Medieval Svan towers in Mestia town center with snow-covered Caucasus peaks filling the horizon behind them
← Greater Caucasus

Mestia

"The kind of town where you go to sleep to the sound of a river and wake up to the sight of glaciers."

I arrived in Mestia on a shared marshrutka from Zugdidi that took four hours, which the driver spent making phone calls with one hand and navigating hairpin turns above the Enguri gorge with the other. When we finally descended into the valley and the town materialized between two ridges — towers visible above the rooftops, peaks visible above the towers — I had the distinct feeling that the journey itself had been a kind of initiation. Mestia earns its arrival. You do not stumble upon it.

The town is small enough to walk across in twenty minutes, but it is dense with a kind of mountain-town energy that surprised me. There is a covered market where women sell churchkhela — those walnuts on a string dipped in grape must until they form a chewy, dark candy — alongside dried beans and fresh cheese so white it hurts to look at in the morning sun. There is a museum that holds artifacts from the Bronze Age through the medieval period, staffed by a woman who speaks no English but communicates the entire history of Svaneti through tone of voice and the angle at which she holds photographs.
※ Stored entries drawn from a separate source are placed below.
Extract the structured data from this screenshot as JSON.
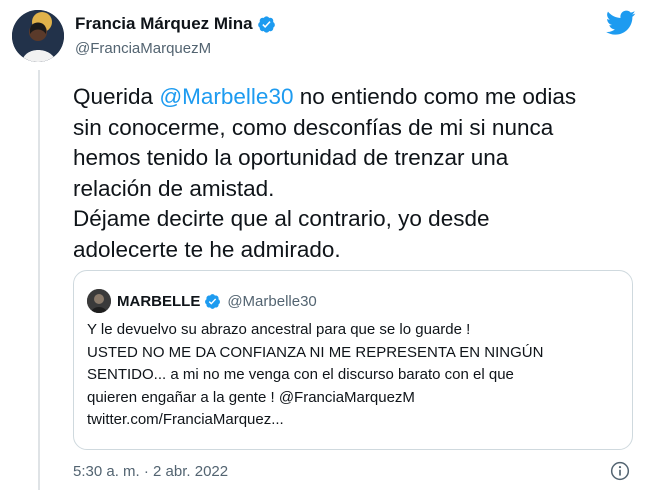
{
  "author": {
    "display_name": "Francia Márquez Mina",
    "handle": "@FranciaMarquezM"
  },
  "tweet": {
    "text_before": "Querida ",
    "mention": "@Marbelle30",
    "text_after": " no entiendo como me odias\nsin conocerme, como desconfías de mi si nunca\nhemos tenido la oportunidad de trenzar una\nrelación de amistad.\nDéjame decirte que al contrario, yo desde\nadolecerte te he admirado."
  },
  "quoted": {
    "display_name": "MARBELLE",
    "handle": "@Marbelle30",
    "text": "Y le devuelvo su abrazo ancestral para que se lo guarde !\nUSTED NO ME DA CONFIANZA NI ME REPRESENTA EN NINGÚN\nSENTIDO... a mi no me venga con el discurso barato con el que\nquieren engañar a la gente ! @FranciaMarquezM\ntwitter.com/FranciaMarquez..."
  },
  "meta": {
    "timestamp": "5:30 a. m. · 2 abr. 2022"
  },
  "icons": {
    "brand": "twitter-bird-icon",
    "verified": "verified-badge-icon",
    "info": "info-icon"
  },
  "colors": {
    "accent": "#1d9bf0",
    "text": "#0f1419",
    "muted": "#536471",
    "border": "#cfd9de"
  }
}
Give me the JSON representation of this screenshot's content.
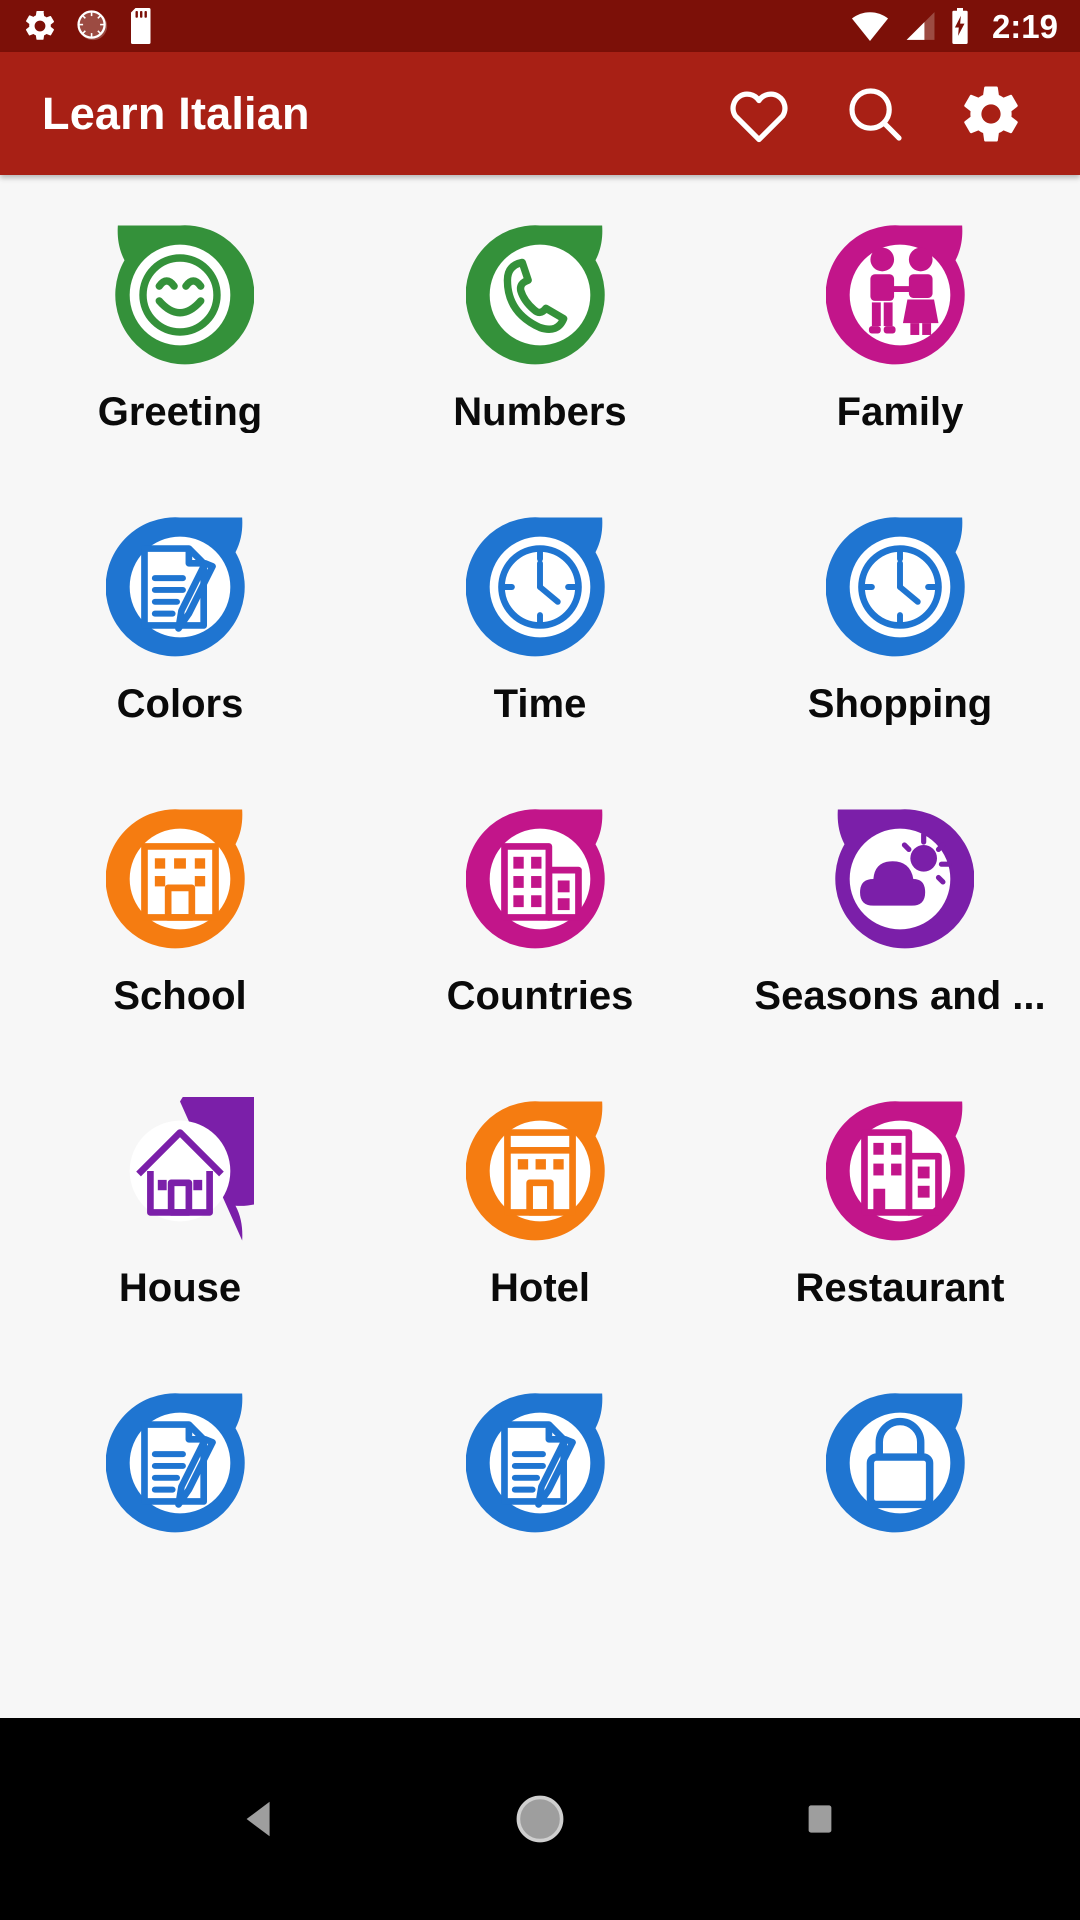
{
  "statusbar": {
    "time": "2:19",
    "left_icons": [
      "settings-gear-icon",
      "sync-circle-icon",
      "sd-card-icon"
    ],
    "right_icons": [
      "wifi-icon",
      "cellular-signal-icon",
      "battery-charging-icon"
    ],
    "background": "#7c1008"
  },
  "appbar": {
    "title": "Learn Italian",
    "background": "#a82015",
    "actions": [
      {
        "name": "favorites-button",
        "icon": "heart-icon",
        "label": "Favorites"
      },
      {
        "name": "search-button",
        "icon": "search-icon",
        "label": "Search"
      },
      {
        "name": "settings-button",
        "icon": "gear-icon",
        "label": "Settings"
      }
    ]
  },
  "grid": {
    "background": "#f7f7f7",
    "columns": 3,
    "items": [
      {
        "label": "Greeting",
        "color": "#34913a",
        "icon": "smiley-face-icon",
        "tail": "top-left"
      },
      {
        "label": "Numbers",
        "color": "#34913a",
        "icon": "phone-icon",
        "tail": "top-right"
      },
      {
        "label": "Family",
        "color": "#c2158a",
        "icon": "family-couple-icon",
        "tail": "top-right"
      },
      {
        "label": "Colors",
        "color": "#1f75d1",
        "icon": "notepad-pencil-icon",
        "tail": "top-right"
      },
      {
        "label": "Time",
        "color": "#1f75d1",
        "icon": "clock-icon",
        "tail": "top-right"
      },
      {
        "label": "Shopping",
        "color": "#1f75d1",
        "icon": "clock-icon",
        "tail": "top-right"
      },
      {
        "label": "School",
        "color": "#f57c11",
        "icon": "school-building-icon",
        "tail": "top-right"
      },
      {
        "label": "Countries",
        "color": "#c2158a",
        "icon": "city-buildings-icon",
        "tail": "top-right"
      },
      {
        "label": "Seasons and ...",
        "color": "#7b1fa9",
        "icon": "weather-cloud-sun-icon",
        "tail": "top-left"
      },
      {
        "label": "House",
        "color": "#7b1fa9",
        "icon": "house-icon",
        "tail": "bottom-right"
      },
      {
        "label": "Hotel",
        "color": "#f57c11",
        "icon": "hotel-building-icon",
        "tail": "top-right"
      },
      {
        "label": "Restaurant",
        "color": "#c2158a",
        "icon": "restaurant-building-icon",
        "tail": "top-right"
      },
      {
        "label": "",
        "color": "#1f75d1",
        "icon": "notepad-pencil-icon",
        "tail": "top-right"
      },
      {
        "label": "",
        "color": "#1f75d1",
        "icon": "notepad-pencil-icon",
        "tail": "top-right"
      },
      {
        "label": "",
        "color": "#1f75d1",
        "icon": "lock-icon",
        "tail": "top-right"
      }
    ]
  },
  "navbar": {
    "background": "#000000",
    "buttons": [
      {
        "name": "back-button",
        "icon": "triangle-back-icon",
        "label": "Back"
      },
      {
        "name": "home-button",
        "icon": "circle-home-icon",
        "label": "Home"
      },
      {
        "name": "recents-button",
        "icon": "square-recents-icon",
        "label": "Recent apps"
      }
    ]
  }
}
Stone towers of Mestia rising above the town with the morning mist still sitting in the valley below

The towers here are the same Svan towers that define Ushguli further up the valley, but in Mestia they coexist with cafes, a ski rental shop, a small airport that receives flights from Tbilisi on clear days, and guesthouses where the hosts serve breakfast at a long table and ask where you are going today with the proprietary interest of people who know every trail in the area. The town functions as a base and the mountains make clear immediately what they expect you to do with it.

I walked the Koruldi Lakes trail on my second day — a steady climb through pine forest that breaks onto an alpine plateau with views of Ushba, the double-peaked mountain that the Svans have long regarded as a malevolent presence. Ushba does not look friendly. It looks like something drawn by a child who was told to make a mountain as frightening as possible. From the lakes, on a clear morning, the whole chain of greater Caucasus peaks spreads west to east in a silence so complete that the distant roar of meltwater far below registers as ambient music.

Wild alpine meadow above the tree line near Mestia with Ushba's twin peaks dominating the skyline

Evenings in Mestia are for the guesthouses. The host families here have been accommodating travelers — first Soviet hikers and alpinists, more recently a trickle of international visitors — long enough to have developed a certain ease about it. Dinner appears at the table unbidden: plates of pkhali (spinach and walnut paste pressed into small rounds), slabs of sulguni cheese, bowls of bean soup with a knob of fat floating on top. The wine is local and extraordinary in the way that things are extraordinary when they are made by someone for their own consumption rather than for sale. You drink it slowly because it is the kind of thing you want to remember the taste of.

When to go: June through October for hiking, with July and August bringing the warmest temperatures and the Koruldi Lakes trail in full bloom. Mestia also operates as a ski destination from December through March, with lifts serving slopes above the town — a fact that seems improbable until you see the vertical drop behind the guesthouses.